Types of Radiation Therapy for Breast Cancer Treatment
Radiation therapy is used to treat some cases of breast cancer. Radiation is often used to kill any remaining cancer cells after surgery. Radiation therapy damages DNA and kills cells in a particular area (the "field" of radiation). Radiation oncologists can target certain areas with radiation using different radiation techniques. The techniques used depend on the type of surgery and the location and extent of cancer. This article will review some of the common forms of radiation therapy for breast cancer.
When is radiation used to treat breast cancer?
People with breast cancer can be broadly divided into two groups:
- Those with local or regional cancer limited to the breast and area lymph nodes.
- Those with metastatic disease that has spread to other organs (bone, lung, etc.).
If you have local/regional cancer, radiation therapy is often used after surgery to reduce the chance of breast cancer recurrence (cancer coming back).
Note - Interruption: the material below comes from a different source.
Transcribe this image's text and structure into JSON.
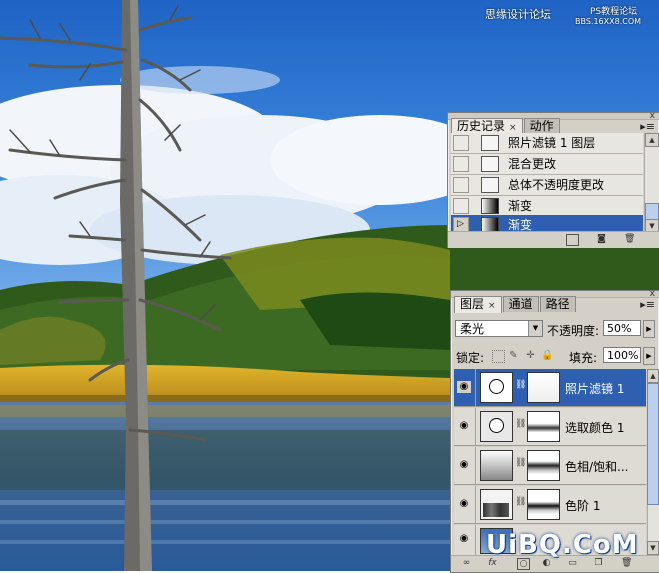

If you need chemotherapy as well, the radiation is typically given after chemotherapy is completed.
The type of surgery that you have determines how your radiation therapy is given. Surgery for breast cancer is most often either a lumpectomy or a mastectomy.
- Lumpectomy (or partial mastectomy) involves removing the part of the breast with the tumor while sparing the remainder of the breast.
- Mastectomy involves the removal of the entire breast tissue on one side, often with the removal of the lymph nodes under the arm (axillary lymph nodes).
Whole Breast Radiation After Lumpectomy
After a lumpectomy, radiation is often given to the entire remaining breast. The exception to this is in some older patients with smaller, less aggressive tumors. This helps to reduce the chance cancer will return in the same location or in other areas of that breast. Radiation is most often given using an external beam technique. This means the radiation beams are angled so that they skim the chest wall but cover the whole breast. This type of radiation is most commonly delivered in daily treatments (5 days a week) over several weeks to the whole breast. An additional week may be used to give an extra dose (called a boost) to the original tumor location.
In some cases after a lumpectomy, radiation will also be given to the lymph nodes under the arm (axillary). This depends on whether or not there was cancer found in the lymph nodes. Ask your radiation oncologist whether you need radiation to the axillary lymph nodes.
Partial Breast Radiation After Lumpectomy
Another common way to give radiation after a lumpectomy is to target only the area of the surgical cavity (the spot where the tumor was removed) with radiation, rather than the whole breast. When breast cancer comes back after treatment, it is often in or near the surgical cavity. By targeting this area, it limits the radiation exposure to the rest of the breast, chest wall, heart, and lung. This method is called "accelerated partial breast irradiation" or APBI. Long-term follow-up effects of this approach are not yet available.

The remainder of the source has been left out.